I have to confess that almost every conch fritter was identical, and the sauces varied only slightly. B.O.’s Fish Wagon is one of those purposefully funkadelic locations that once was on a food TV show and as a result has seen tourists swarming to it like lemmings ever since. I find the food bland. Its conch fritters (six for $9) were served with a pretty good tartar sauce. The Conch Republic Seafood Company’s (seven for $10) version of conch fritters was very good, served with a tart lime mayonnaise. Its peel ’n’ eat shrimp were excellent; ’tis the season for fresh Key West pinks.
The Conch Shack version was nondescript, served by a sullen Eastern European fellow. Every single employee at every single location, by the way, denied that their establishment used pre-made conch fritter batter. The Key West Original Conch Fritter cart (six for $7.50) served its fritters with a super hot chipotle mayo, and you could distinctly taste lime and garlic in the dough, as promised.

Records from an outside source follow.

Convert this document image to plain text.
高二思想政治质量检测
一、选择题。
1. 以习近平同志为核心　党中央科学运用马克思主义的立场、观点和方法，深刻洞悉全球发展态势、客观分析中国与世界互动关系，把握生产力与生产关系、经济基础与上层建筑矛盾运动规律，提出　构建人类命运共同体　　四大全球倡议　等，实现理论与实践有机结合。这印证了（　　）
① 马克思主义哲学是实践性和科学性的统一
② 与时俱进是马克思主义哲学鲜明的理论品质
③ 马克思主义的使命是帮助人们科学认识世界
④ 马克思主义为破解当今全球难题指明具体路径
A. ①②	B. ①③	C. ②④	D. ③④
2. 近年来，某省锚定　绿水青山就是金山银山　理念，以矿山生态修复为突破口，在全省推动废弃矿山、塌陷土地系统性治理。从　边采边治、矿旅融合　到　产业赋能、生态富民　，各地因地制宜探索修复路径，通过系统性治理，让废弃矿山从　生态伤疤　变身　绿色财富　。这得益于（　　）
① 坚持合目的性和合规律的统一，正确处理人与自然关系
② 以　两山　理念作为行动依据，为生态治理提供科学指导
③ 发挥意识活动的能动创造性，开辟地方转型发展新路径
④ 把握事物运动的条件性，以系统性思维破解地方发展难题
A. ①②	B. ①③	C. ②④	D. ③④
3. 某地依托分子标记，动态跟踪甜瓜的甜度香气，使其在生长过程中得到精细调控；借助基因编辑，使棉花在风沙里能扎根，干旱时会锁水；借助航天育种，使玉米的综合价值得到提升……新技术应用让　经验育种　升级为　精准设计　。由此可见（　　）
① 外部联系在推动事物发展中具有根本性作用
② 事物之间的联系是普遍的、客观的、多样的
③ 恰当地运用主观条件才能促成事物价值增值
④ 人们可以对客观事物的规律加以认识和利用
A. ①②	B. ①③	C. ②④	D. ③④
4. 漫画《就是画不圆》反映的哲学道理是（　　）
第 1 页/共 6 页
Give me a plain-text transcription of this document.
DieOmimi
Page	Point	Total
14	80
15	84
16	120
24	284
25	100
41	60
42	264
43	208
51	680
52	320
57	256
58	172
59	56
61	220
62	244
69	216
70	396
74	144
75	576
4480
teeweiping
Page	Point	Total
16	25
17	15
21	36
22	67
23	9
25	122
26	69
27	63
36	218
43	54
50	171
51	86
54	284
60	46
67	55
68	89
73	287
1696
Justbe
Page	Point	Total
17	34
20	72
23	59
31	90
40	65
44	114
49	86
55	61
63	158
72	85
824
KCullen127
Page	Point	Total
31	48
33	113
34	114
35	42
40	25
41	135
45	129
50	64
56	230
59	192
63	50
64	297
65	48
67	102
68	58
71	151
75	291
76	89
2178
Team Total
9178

Most fritters had finely ground or minced conch meat; some had fairly large chunks. The sauces served alongside were mostly cocktail, Key lime-mustard mayo, or a sriracha-chipotle pink mayo. In a few of the fritters you could see a bit of diced green peppers.
So we had tried every establishment within walking distance, a.k.a. the “10-toe turbo,” that claimed to have the best conch fritters. At this point we decided to try them anywhere we came across them on a menu. The Lobster Shack, on upper Duval Street, had the most expensive at five for $16. Perhaps the coleslaw served with them added value? They were okay.
One evening we stopped by Frita’s Cuban Burger for the burger (superb!) and we tried the conch fritters, which were served with pickled peppers and slivers of chorizo tossed in with them. Their flavor was good, but they were slightly soggy, possibly due to under-frying or the oil not being up to temperature.
One day I went off on a toot with my friend Blondie the bartender from Cafe Marquesa. We went to Geiger Key Marina Fish Camp and RV Park. We went for the view of the mangroves and hogfish tacos, but I had to order the “Killer Conch Fritters,” six for $10.95. These fritters had the most and chunkiest conch meat of all and I immediately recognized the familiar flavors of sage, thyme, and onion. By golly, I’m pretty sure Geiger Key Marina was making its fritters from “scratch” with Pepperidge Farm stuffing mix! Brilliant.
We never ate a bad conch fritter, nor did we taste an extraordinary one, but it was a fun, educational, exploratory mission.
Although I’m not going to go home and whip up some conch fritters, it is fun to contemplate what can be used or substituted locally for conch meat. Clams, whelks, snails, limpets, they’re all the same really and are ideal for chopping up and adding to a savory bread batter. Our very own Craig Claiborne referred to our “Bonacker Clam Fritters” as “Americana, pure and simple.”